Terima kasih atas pertanyaan Anda.
Intisari:
Pada
dasarnya wisatawan berhak atas perlindungan hukum dan keamanan
serta perlindungan asuransi untuk kegiatan pariwisata yang berisiko
tinggi. Di sisi lain, pengusaha pariwisata berkewajiban untuk memberikan
kenyamanan, perlindungan keamanan, dan keselamatan wisatawan serta
memberikan perlindungan asuransi pada usaha pariwisata dengan kegiatan
yang berisiko tinggi.
Jika
terjadi kecelakaan di lokasi objek wisata dan bukan karena kesalahan
wisatawan, maka yang bertanggung jawab adalah penyelenggara
pariwisata.
Penjelasan lebih lanjut dapat Anda simak dalam ulasan di bawah ini.
|
Ulasan:
Kewajiban Pengusaha Pariwisata untuk Memberikan Keamanan Pada Pengunjung
Untuk menjawab pertanyaan Anda, kami mengacu pada Undang-Undang Nomor 10 Tahun 2009 tentang Kepariwisataan (“UU Kepariwisataan”).
Adapun lokasi obyek wisata dalam Pasal 1 angka 6 UU Kepariwisataan dikenal dengan istilah Destinasi Pariwisata:
“Daerah tujuan pariwisata yang selanjutnya disebut Destinasi Pariwisata
adalah kawasan geografis yang berada dalam satu atau lebih wilayah
administratif yang di dalamnya terdapat daya tarik wisata, fasilitas
umum, fasilitas pariwisata, aksesibilitas, serta masyarakat yang saling
terkait dan melengkapi terwujudnya kepariwisataan.”
Pada
dasarnya, keamanan suatu destinasi kepariwisataan dari kecelakaan ini
menyangkut hak dan kewajiban dari pihak-pihak di dalamnya untuk menjaga
kondisi aman dan nyaman.

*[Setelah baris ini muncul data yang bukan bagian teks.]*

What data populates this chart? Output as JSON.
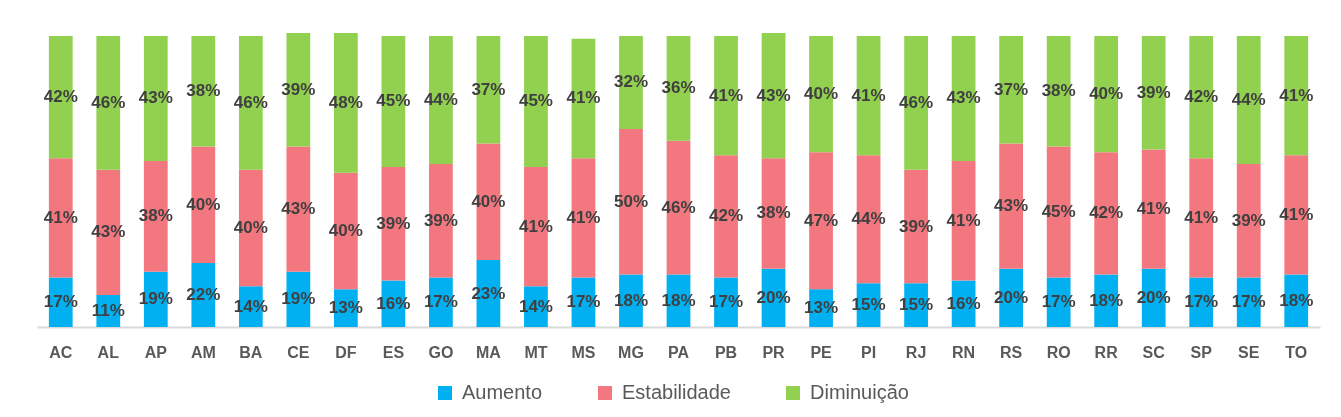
{
  "chart_data": {
    "type": "bar",
    "stacked": true,
    "legend": "bottom",
    "tick_labels": "x",
    "categories": [
      "AC",
      "AL",
      "AP",
      "AM",
      "BA",
      "CE",
      "DF",
      "ES",
      "GO",
      "MA",
      "MT",
      "MS",
      "MG",
      "PA",
      "PB",
      "PR",
      "PE",
      "PI",
      "RJ",
      "RN",
      "RS",
      "RO",
      "RR",
      "SC",
      "SP",
      "SE",
      "TO"
    ],
    "series": [
      {
        "name": "Aumento",
        "color": "#00b0f0",
        "values": [
          17,
          11,
          19,
          22,
          14,
          19,
          13,
          16,
          17,
          23,
          14,
          17,
          18,
          18,
          17,
          20,
          13,
          15,
          15,
          16,
          20,
          17,
          18,
          20,
          17,
          17,
          18
        ],
        "value_labels": [
          "17%",
          "11%",
          "19%",
          "22%",
          "14%",
          "19%",
          "13%",
          "16%",
          "17%",
          "23%",
          "14%",
          "17%",
          "18%",
          "18%",
          "17%",
          "20%",
          "13%",
          "15%",
          "15%",
          "16%",
          "20%",
          "17%",
          "18%",
          "20%",
          "17%",
          "17%",
          "18%"
        ]
      },
      {
        "name": "Estabilidade",
        "color": "#f3777f",
        "values": [
          41,
          43,
          38,
          40,
          40,
          43,
          40,
          39,
          39,
          40,
          41,
          41,
          50,
          46,
          42,
          38,
          47,
          44,
          39,
          41,
          43,
          45,
          42,
          41,
          41,
          39,
          41
        ],
        "value_labels": [
          "41%",
          "43%",
          "38%",
          "40%",
          "40%",
          "43%",
          "40%",
          "39%",
          "39%",
          "40%",
          "41%",
          "41%",
          "50%",
          "46%",
          "42%",
          "38%",
          "47%",
          "44%",
          "39%",
          "41%",
          "43%",
          "45%",
          "42%",
          "41%",
          "41%",
          "39%",
          "41%"
        ]
      },
      {
        "name": "Diminuição",
        "color": "#92d050",
        "values": [
          42,
          46,
          43,
          38,
          46,
          39,
          48,
          45,
          44,
          37,
          45,
          41,
          32,
          36,
          41,
          43,
          40,
          41,
          46,
          43,
          37,
          38,
          40,
          39,
          42,
          44,
          41
        ],
        "value_labels": [
          "42%",
          "46%",
          "43%",
          "38%",
          "46%",
          "39%",
          "48%",
          "45%",
          "44%",
          "37%",
          "45%",
          "41%",
          "32%",
          "36%",
          "41%",
          "43%",
          "40%",
          "41%",
          "46%",
          "43%",
          "37%",
          "38%",
          "40%",
          "39%",
          "42%",
          "44%",
          "41%"
        ]
      }
    ]
  }
}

Hak wisatawan salah satunya adalah memperoleh
perlindungan hukum dan kemananan serta perlindungan asuransi untuk
kegiatan pariwisata yang berisiko tinggi (Pasal 20 huruf c dan f UU Kepariwisataan).
Di
sisi lain kewajiban pengusaha pariwisata salah satunya adalah
memberikan kenyamanan, keramahan, perlindungan keamanan, dan keselamatan
wisatawan serta memberikan perlindungan asuransi pada usaha pariwisata
dengan kegiatan yang berisiko tinggi (Pasal 26 huruf d dan e UU Kepariwisataan).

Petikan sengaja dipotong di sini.